Objectives: This study aims to conduct a scoping review of sensor-based devices capable of detecting eating and drinking and to evaluate whether recent advancements have improved their feasibility for use in real-world nutrition applications.
Methods: A scoping review was conducted using the Preferred Reporting Items for Systematic reviews and Meta-Analyses for Scoping Reviews framework. Studies published between January 2022 and September 2025 that evaluated the performance of sensor-based devices in identifying food and/or beverage intake were included. Devices were evaluated against 6 feasibility criteria to assess real-world applicability: ≥80% accuracy, freedom in food and beverage selection; social acceptability and comfort; long battery life; real-time detection; and ability to detect both eating and drinking.

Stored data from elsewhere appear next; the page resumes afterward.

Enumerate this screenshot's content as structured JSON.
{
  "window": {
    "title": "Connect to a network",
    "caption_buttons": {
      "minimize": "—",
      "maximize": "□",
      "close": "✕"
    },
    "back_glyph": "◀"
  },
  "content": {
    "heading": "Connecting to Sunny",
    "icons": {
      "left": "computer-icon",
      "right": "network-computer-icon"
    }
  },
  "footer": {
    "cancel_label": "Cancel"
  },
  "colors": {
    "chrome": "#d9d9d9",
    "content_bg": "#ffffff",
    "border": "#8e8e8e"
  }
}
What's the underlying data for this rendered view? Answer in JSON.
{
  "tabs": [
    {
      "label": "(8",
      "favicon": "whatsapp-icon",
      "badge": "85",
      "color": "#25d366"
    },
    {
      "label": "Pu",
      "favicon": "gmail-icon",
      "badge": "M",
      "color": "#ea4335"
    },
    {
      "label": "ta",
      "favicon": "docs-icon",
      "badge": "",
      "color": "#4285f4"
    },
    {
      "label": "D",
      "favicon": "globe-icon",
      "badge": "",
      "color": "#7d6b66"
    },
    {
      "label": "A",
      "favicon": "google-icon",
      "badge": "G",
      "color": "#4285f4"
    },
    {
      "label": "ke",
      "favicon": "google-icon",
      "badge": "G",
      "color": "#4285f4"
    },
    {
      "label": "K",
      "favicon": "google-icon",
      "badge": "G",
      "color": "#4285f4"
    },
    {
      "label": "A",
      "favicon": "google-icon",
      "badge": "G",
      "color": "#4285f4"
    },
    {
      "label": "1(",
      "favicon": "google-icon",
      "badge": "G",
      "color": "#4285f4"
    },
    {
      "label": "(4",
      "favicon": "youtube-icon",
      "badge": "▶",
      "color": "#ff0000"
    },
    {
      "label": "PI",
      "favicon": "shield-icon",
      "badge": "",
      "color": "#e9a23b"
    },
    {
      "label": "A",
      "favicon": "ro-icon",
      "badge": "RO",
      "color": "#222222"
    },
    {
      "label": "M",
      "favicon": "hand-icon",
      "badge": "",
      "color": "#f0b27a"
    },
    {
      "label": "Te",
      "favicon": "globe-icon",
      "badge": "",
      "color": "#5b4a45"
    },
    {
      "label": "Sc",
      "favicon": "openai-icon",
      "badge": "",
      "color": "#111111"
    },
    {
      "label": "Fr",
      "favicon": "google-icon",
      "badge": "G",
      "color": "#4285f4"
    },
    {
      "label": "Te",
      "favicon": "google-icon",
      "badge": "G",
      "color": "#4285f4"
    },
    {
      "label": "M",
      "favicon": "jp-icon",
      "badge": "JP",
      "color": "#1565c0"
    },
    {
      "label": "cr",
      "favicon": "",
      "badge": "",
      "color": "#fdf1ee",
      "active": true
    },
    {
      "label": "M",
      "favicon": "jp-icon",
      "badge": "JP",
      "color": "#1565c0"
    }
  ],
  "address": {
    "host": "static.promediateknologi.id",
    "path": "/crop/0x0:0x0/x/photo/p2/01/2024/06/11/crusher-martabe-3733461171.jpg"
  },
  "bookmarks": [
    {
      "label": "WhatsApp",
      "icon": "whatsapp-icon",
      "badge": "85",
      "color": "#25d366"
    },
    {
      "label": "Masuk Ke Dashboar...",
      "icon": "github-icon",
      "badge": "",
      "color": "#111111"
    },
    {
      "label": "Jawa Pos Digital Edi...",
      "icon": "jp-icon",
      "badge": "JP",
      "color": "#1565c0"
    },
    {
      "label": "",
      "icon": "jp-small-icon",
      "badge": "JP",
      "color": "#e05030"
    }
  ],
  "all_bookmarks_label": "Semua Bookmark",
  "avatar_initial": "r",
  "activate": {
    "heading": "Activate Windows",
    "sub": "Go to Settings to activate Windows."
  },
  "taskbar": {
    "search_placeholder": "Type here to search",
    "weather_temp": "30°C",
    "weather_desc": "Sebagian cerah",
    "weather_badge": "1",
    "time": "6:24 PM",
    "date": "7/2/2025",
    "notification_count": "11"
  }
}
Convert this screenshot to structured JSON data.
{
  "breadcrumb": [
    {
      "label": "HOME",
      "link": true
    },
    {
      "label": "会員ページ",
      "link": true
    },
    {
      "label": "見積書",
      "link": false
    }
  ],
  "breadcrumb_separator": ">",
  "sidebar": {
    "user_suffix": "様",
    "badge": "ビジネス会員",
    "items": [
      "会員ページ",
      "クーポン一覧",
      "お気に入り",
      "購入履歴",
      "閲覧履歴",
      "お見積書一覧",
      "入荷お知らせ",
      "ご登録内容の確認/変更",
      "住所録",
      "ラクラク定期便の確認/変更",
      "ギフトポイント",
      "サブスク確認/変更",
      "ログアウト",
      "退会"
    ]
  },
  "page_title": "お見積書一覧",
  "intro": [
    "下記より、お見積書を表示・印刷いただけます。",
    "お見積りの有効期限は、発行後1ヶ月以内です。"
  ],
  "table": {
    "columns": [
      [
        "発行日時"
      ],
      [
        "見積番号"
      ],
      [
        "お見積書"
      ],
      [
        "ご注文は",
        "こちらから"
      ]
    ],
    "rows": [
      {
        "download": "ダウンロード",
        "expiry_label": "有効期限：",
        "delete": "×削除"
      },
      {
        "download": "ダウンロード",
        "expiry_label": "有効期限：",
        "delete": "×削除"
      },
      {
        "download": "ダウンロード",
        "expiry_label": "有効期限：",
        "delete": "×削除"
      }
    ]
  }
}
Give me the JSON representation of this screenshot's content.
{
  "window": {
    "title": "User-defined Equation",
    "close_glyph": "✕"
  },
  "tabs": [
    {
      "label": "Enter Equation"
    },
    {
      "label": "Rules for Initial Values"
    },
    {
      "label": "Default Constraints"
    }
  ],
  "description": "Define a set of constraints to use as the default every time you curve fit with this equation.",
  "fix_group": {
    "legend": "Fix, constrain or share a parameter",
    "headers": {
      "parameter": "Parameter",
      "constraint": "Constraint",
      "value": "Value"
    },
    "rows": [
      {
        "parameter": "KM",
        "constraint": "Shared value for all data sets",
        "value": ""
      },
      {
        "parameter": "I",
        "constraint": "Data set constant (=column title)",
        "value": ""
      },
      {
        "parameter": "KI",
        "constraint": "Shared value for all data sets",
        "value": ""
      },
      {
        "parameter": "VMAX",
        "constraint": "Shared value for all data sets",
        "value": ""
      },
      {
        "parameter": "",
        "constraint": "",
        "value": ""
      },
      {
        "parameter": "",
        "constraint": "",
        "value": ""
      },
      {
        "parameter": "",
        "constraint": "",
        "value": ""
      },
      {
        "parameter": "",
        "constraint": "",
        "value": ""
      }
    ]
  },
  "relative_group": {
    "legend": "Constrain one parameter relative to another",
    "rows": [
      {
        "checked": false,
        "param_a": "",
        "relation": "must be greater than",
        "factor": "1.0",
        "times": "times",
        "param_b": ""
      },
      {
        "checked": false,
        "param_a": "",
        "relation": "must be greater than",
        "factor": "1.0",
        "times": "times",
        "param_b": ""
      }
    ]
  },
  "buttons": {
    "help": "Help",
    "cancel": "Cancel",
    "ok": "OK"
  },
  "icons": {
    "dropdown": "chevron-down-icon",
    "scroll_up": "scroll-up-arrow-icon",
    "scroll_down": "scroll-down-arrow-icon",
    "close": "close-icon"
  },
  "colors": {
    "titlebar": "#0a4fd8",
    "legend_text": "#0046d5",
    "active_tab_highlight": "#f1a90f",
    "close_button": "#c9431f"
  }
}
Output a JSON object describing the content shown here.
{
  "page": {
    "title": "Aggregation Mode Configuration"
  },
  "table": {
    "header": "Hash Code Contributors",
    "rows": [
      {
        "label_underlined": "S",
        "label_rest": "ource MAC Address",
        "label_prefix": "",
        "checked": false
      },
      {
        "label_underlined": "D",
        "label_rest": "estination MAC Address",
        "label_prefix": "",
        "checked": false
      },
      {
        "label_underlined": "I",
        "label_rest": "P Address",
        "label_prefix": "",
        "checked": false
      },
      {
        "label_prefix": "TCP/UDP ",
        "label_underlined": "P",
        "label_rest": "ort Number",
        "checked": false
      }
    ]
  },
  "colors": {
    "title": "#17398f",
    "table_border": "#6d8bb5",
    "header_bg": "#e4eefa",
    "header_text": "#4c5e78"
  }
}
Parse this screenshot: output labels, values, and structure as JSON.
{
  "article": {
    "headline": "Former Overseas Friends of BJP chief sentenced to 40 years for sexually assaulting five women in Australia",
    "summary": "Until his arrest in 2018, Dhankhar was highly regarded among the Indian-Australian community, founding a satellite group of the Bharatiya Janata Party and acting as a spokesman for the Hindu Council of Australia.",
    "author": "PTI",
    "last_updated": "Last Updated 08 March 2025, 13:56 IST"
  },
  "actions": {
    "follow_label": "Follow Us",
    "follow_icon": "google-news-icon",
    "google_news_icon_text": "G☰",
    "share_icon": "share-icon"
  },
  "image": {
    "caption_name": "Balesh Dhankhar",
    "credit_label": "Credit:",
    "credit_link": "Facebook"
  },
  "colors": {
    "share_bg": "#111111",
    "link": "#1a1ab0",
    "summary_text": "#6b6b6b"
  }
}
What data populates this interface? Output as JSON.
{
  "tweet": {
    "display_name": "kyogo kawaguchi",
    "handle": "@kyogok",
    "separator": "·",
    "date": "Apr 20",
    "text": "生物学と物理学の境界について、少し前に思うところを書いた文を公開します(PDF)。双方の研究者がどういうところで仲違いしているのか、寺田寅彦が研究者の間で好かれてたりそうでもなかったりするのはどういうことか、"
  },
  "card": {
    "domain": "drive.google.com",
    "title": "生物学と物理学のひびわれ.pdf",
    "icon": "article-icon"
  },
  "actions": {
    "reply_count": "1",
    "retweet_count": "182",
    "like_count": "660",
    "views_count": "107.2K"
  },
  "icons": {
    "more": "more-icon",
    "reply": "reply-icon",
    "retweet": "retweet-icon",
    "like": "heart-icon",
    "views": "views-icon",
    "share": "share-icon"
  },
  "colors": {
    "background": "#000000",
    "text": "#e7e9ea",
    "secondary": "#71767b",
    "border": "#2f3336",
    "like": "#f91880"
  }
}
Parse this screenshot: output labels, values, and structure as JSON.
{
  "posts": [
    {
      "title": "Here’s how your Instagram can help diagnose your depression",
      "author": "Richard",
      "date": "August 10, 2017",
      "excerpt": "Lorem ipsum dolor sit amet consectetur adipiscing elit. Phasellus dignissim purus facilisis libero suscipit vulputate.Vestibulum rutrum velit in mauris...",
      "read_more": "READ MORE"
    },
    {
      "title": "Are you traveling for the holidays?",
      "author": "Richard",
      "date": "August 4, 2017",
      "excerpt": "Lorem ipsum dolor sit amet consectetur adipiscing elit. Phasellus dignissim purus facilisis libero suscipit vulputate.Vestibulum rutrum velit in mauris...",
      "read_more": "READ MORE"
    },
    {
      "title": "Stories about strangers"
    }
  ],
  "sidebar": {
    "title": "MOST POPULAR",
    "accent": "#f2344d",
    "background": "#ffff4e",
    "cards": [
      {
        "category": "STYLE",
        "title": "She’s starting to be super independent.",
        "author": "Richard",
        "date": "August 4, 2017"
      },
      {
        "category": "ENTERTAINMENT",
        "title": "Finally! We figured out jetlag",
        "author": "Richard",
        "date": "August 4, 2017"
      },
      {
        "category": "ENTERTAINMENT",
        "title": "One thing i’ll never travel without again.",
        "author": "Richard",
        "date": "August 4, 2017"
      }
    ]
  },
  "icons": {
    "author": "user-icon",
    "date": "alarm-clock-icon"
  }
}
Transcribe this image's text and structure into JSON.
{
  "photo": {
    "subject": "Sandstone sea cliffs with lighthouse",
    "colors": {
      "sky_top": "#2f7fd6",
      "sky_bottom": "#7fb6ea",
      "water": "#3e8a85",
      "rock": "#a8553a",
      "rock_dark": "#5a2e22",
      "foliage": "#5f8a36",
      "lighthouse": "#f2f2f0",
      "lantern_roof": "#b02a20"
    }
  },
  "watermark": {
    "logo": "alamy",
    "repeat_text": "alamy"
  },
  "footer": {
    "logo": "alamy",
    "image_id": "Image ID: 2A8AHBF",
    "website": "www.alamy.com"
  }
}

Results: Fifty studies (52 devices) were included: 19 wrist-worn, 8 neck-worn, 7 ear-worn, 7 glasses-type, 6 in the "other" category, and 5 multiposition devices. None met all 6 feasibility criteria. The most common unmet criterion was adequate battery life (n = 43), followed by real-time processing (n = 37), variety of foods or behaviors in testing (n = 31), detection of both eating and drinking (n = 31), social acceptability and comfort (n = 15), and accuracy (n = 10).
Conclusions: Although no sensor-based devices met all criteria for real-world feasibility, recent advancements suggest meaningful progress in areas of social acceptability and computational efficiency. These improvements signal a shift toward more practical, user-friendly designs that may soon be capable of supporting automated dietary assessment and individualized nutrition care.